This work extends the popular scGPT model by injecting language embeddings from multiple knowledge sources (NCBI gene cards, UniProt protein summaries, and GO annotations) to complement experimental scRNA-seq data for predicting single‐cell perturbations. The authors show that while language embeddings alone do not outperform traditional biological representations, they add a significant complementary value—especially for single-gene perturbations (via subcellular localization) and two-gene perturbations (via protein summaries).
See detailed discussion below for methodology, performance metrics, and limitations
This study introduces the scGenePT model, which augments the scGPT foundation model by incorporating language embeddings derived from extensive gene-related databases. By integrating textual data from sources such as NCBI gene card summaries, UniProtKB protein summaries, and GO annotations, the authors seek to provide complementary prior knowledge to traditional experimental scRNA-seq data for predicting the outcomes of genetic perturbations in single cells.
Empirically, scGenePT demonstrated consistent improvements over the scGPT baseline and other state-of-the-art models such as GEARS on both the Norman and Adamson datasets. For instance, on the Adamson single-gene perturbation dataset, scGenePT incorporating NCBI+UniProt embeddings achieved a Pearson correlation of 0.781 ± 0.02 and an MSE of 0.133 ± 0.01 on all genes, outperforming scGPT’s 0.782 ± 0.02 correlation but with lower MSE, indicating more accurate predictions. On two-gene perturbations in the more challenging Norman dataset, scGenePT GO-all and NCBI+UniProt models reached superior performance with Pearson correlations around 0.698 and improved MSE compared to baselines. These gains were particularly notable in combinatorial perturbations involving unseen genes, underscoring scGenePT’s enhanced ability to generalize beyond training perturbations.

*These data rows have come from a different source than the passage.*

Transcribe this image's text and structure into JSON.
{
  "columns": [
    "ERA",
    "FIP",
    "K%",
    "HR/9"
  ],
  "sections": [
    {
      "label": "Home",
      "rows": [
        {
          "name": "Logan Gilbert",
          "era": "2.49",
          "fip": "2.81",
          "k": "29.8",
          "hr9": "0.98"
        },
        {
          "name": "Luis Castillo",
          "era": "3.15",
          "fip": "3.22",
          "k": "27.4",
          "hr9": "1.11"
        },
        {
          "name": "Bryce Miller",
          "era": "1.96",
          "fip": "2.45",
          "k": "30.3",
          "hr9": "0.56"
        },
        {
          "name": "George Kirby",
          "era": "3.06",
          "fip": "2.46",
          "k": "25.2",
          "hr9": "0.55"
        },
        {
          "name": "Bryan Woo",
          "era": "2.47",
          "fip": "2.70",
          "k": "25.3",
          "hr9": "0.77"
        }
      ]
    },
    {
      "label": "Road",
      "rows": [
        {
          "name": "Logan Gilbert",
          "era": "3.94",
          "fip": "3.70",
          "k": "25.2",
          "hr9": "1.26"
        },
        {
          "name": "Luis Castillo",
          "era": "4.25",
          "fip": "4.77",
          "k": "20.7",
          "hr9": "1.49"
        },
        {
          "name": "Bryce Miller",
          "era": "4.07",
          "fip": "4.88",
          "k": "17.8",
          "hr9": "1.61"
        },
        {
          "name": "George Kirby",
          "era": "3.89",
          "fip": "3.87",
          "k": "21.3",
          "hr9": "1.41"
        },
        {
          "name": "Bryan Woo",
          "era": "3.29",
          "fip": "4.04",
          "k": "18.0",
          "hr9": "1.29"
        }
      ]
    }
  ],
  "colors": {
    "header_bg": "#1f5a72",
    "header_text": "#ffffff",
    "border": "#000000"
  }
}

Beyond metrics, interpretability analyses revealed that language-informed models produce biologically more plausible predictions. For example, the model better captured directionality and magnitude of perturbation effects for genes like POU3F2 in the Norman dataset, accurately predicting downregulation for downstream targets such as FABP5, HSP90AB1, and NPM1, consistent with known biology. This reflects how language embeddings from curated sources provide meaningful prior biological context that guides model predictions in complex perturbations, especially when experimental training data are limited or absent.
Nonetheless, the authors prudently discuss limitations including potential overfitting risks associated with dataset-specific language embeddings and the challenge of generalizing to broader perturbation and cell type contexts. They advocate for the systematic curation of auxiliary text sources, investigation of alternative embedding alignment methods, and extension to diverse datasets to solidify findings.

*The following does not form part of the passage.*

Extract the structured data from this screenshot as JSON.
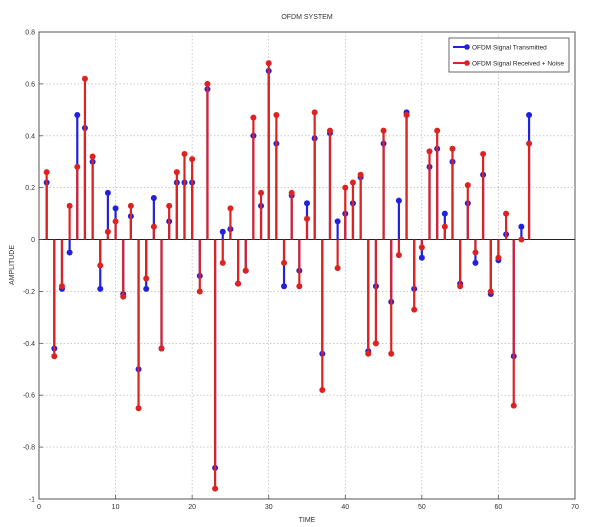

This study provides a meaningful contribution by rigorously demonstrating that the integration of language-derived knowledge with experimental single-cell data enhances predictive performance in single-cell perturbation models. The approach’s solid experimental validation, combined with interpretability analyses, reveals the tangible biological benefits of multimodal data fusion. While the conceptual novelty of incorporating language embeddings into genomic foundation models is incremental relative to prior multimodal efforts, the thorough empirical and analytical treatment employed offers important insights and paves the way for future innovation in computational single-cell biology.
For instance, the study shows a significant performance boost with the incorporation of GO Cellular Component annotations in single-gene perturbations, where predictions become more biologically plausible by capturing changes in subcellular localization .

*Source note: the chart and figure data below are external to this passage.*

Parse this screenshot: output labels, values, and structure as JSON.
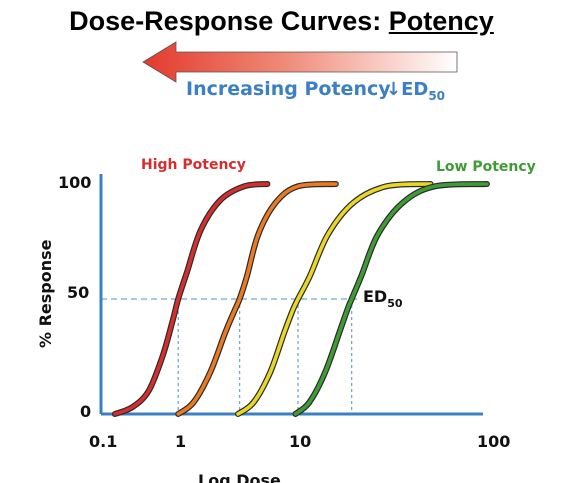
{
  "title_main": "Dose-Response Curves: ",
  "title_emph": "Potency",
  "arrow": {
    "label": "Increasing Potency",
    "ed_symbol": "↓ED",
    "ed_sub": "50"
  },
  "colors": {
    "high": "#d62d2d",
    "orange": "#ec7a22",
    "yellow": "#e9d625",
    "low": "#3f9c35",
    "axis": "#3b7fc4",
    "guide": "#6fa8dc"
  },
  "chart_data": {
    "type": "line",
    "xscale": "log",
    "xlim": [
      0.1,
      100
    ],
    "ylim": [
      0,
      100
    ],
    "xlabel": "Log Dose",
    "ylabel": "% Response",
    "xticks": [
      "0.1",
      "1",
      "10",
      "100"
    ],
    "yticks": [
      "0",
      "50",
      "100"
    ],
    "ed_label": "ED",
    "ed_sub": "50",
    "series": [
      {
        "name": "High Potency",
        "color": "#d62d2d",
        "ed50": 0.95,
        "x": [
          0.15,
          0.25,
          0.4,
          0.6,
          0.8,
          0.95,
          1.15,
          1.5,
          2.2,
          3.5,
          5.5
        ],
        "y": [
          0,
          3,
          10,
          25,
          40,
          50,
          62,
          80,
          93,
          99,
          100
        ]
      },
      {
        "name": "",
        "color": "#ec7a22",
        "ed50": 3.2,
        "x": [
          0.95,
          1.3,
          1.8,
          2.4,
          2.9,
          3.2,
          3.7,
          4.6,
          6.5,
          10,
          16
        ],
        "y": [
          0,
          5,
          18,
          35,
          45,
          50,
          60,
          78,
          92,
          99,
          100
        ]
      },
      {
        "name": "",
        "color": "#e9d625",
        "ed50": 10,
        "x": [
          3.1,
          4.2,
          5.8,
          7.6,
          9.0,
          10,
          11.6,
          14.5,
          20,
          30,
          52
        ],
        "y": [
          0,
          5,
          18,
          35,
          45,
          50,
          60,
          78,
          92,
          99,
          100
        ]
      },
      {
        "name": "Low Potency",
        "color": "#3f9c35",
        "ed50": 19.5,
        "x": [
          9.5,
          11.5,
          14,
          17,
          18.6,
          19.5,
          22,
          27,
          37,
          55,
          105
        ],
        "y": [
          0,
          5,
          18,
          37,
          46,
          50,
          60,
          78,
          92,
          99,
          100
        ]
      }
    ]
  }
}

The scGenePT paper offers an insightful step forward in the integration of heterogeneous data modalities for single-cell analysis. By smartly blending language-derived gene summaries with experimental scRNA-seq data, the model achieves enhanced performance in predicting complex perturbation effects. Continued efforts to refine alignment techniques and extend evaluations to additional datasets will further solidify the utility of such integrative approaches in computational biology.